Getty Images / Joe Scarnici

Mike Davis

Todd Gurley was in a similar spot as Davis just last year and we all convinced ourselves he’d be worth it for the same reason – and 678 disappointing rushing yards later, we’re ready to get hurt again. He’s a similar case to Melvin Gordon, albeit a slightly more enticing option since the backfield competition is nearly nonexistent. Davis projects to have an RB3 floor as long as he remains healthy, which may be worth the pick depending on your roster construction. The concern here is his upside. In order for him to significantly return value on his ADP, he will need to find the endzone at a high rate. Davis is 28 which doesn’t help his case, as only Raheem Mostert has broken the age mold in recent memory. Mostert is a specialist on an excellent zone run scheme, and Davis…. Is not. His value will be exclusively tied to his touchdown total and passing work, and I’m not willing to bet on someone who’s on the wrong side of 27 and significantly slowed down during the second half of 2020. I’d much rather take a chance on potential league winners like Trey Sermon or Javonte Williams in this range. 

Ja’Marr Chase

Choosing Chase for this article hurt my soul, as I’m a big fan of him in dynasty leagues and was very high on him during the offseason. He’s become a very polarizing player in redraft leagues because his drops seem to be a legitimate issue and there have been increasingly concerning reports coming from camp. Just as recently as yesterday there were beat reporters expressing hesitation about his ability to produce early in the season, and he seems to have a case of “The Yips”. Even if you think this is something he can get past quickly, the risk at his current ADP is significant. Both Tyler Boyd and Tee Higgins can be drafted with similar capital and don’t have as many narrative concerns around them. Chase is an elite prospect and didn’t play football for a full year, so this may pass quickly. We just don’t have the time to wait for the tide to turn, and drafting him this week would be intentionally choosing to take someone without much positive momentum behind him. 

James Conner 

It shouldn’t come as a surprise that Conner ended up here, as Chase Edmonds was one of the guys I listed in my article about my favorite targets. The backfield in Arizona is difficult to project at the current moment, but all signs point to Edmonds being the 1A between the 20s, and Conner may have a slight edge near the goal line. I was surprised when the Steelers let Conner walk in free agency, but I wasn’t shocked at all that the market for him was minimal. The Cardinals signed him to a one-year deal and aren’t really committed to him financially, so there’s not a lot of indication that he will have a bigger role than Kenyan Drake. Drake was definitely worth a roster spot in 2020, but his upside was minimal and he was a tough guy to start week in and week out. Conner has a fair amount of tread on his tires, and Edmonds is a significantly better pass catcher.

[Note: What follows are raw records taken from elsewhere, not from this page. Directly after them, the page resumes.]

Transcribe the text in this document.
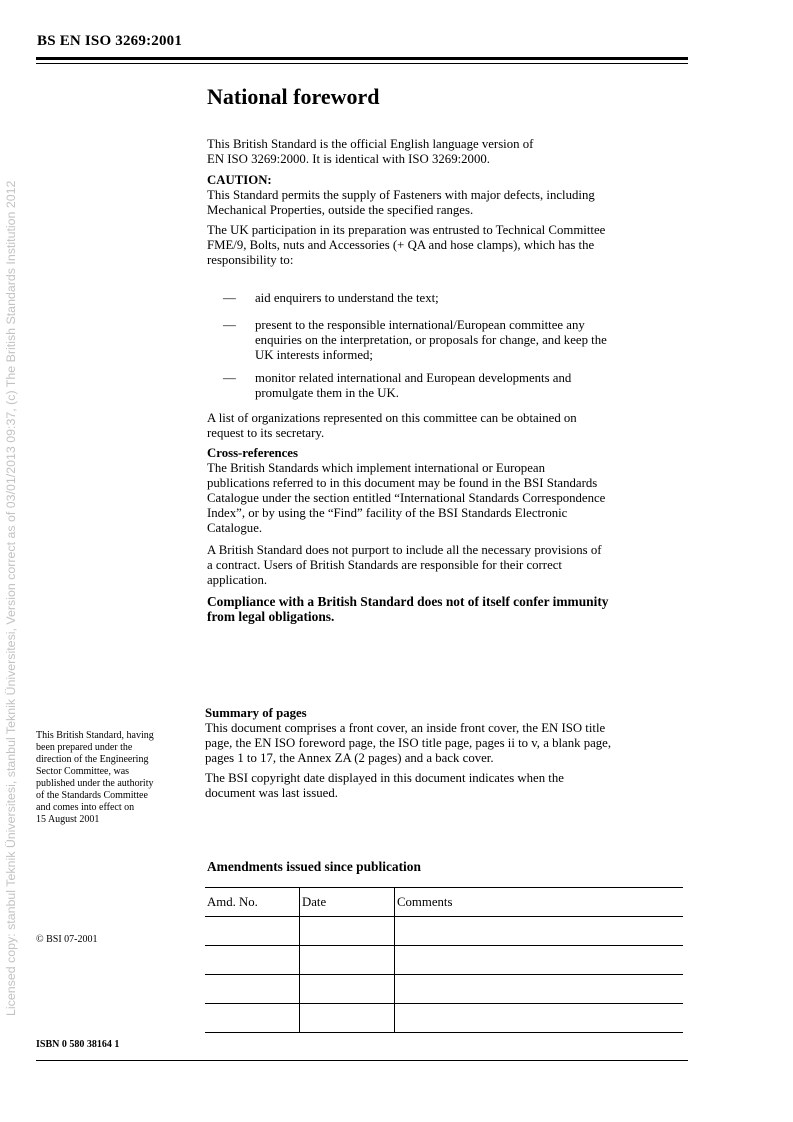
BS EN ISO 3269:2001
Licensed copy: stanbul Teknik Üniversitesi, stanbul Teknik Üniversitesi, Version correct as of 03/01/2013 09:37, (c) The British Standards Institution 2012
National foreword

This British Standard is the official English language version of

EN ISO 3269:2000. It is identical with ISO 3269:2000.

CAUTION:

This Standard permits the supply of Fasteners with major defects, including

Mechanical Properties, outside the specified ranges.

The UK participation in its preparation was entrusted to Technical Committee

FME/9, Bolts, nuts and Accessories (+ QA and hose clamps), which has the

responsibility to:

— aid enquirers to understand the text;
— present to the responsible international/European committee any
enquiries on the interpretation, or proposals for change, and keep the
UK interests informed;
— monitor related international and European developments and
promulgate them in the UK.

A list of organizations represented on this committee can be obtained on

request to its secretary.

Cross-references

The British Standards which implement international or European

publications referred to in this document may be found in the BSI Standards

Catalogue under the section entitled “International Standards Correspondence

Index”, or by using the “Find” facility of the BSI Standards Electronic

Catalogue.

A British Standard does not purport to include all the necessary provisions of

a contract. Users of British Standards are responsible for their correct

application.

Compliance with a British Standard does not of itself confer immunity

from legal obligations.

This British Standard, having
been prepared under the
direction of the Engineering
Sector Committee, was
published under the authority
of the Standards Committee
and comes into effect on
15 August 2001
© BSI 07-2001
ISBN 0 580 38164 1

Summary of pages

This document comprises a front cover, an inside front cover, the EN ISO title

page, the EN ISO foreword page, the ISO title page, pages ii to v, a blank page,

pages 1 to 17, the Annex ZA (2 pages) and a back cover.

The BSI copyright date displayed in this document indicates when the

document was last issued.

Amendments issued since publication
Amd. No.	Date	Comments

The theme of this article may be “boring running backs”, but Conner is another one. The only way his role becomes something special is if Edmonds gets hurt, or the Cardinals have a uniquely high touchdown rate with Conner functioning as the full-time goal-line back. Touchdowns can be worth a lot in fantasy football, but chasing them on draft day doesn’t usually work out well. I’m fading Conner and letting someone else deal with the headache. Give me Edmonds every single time.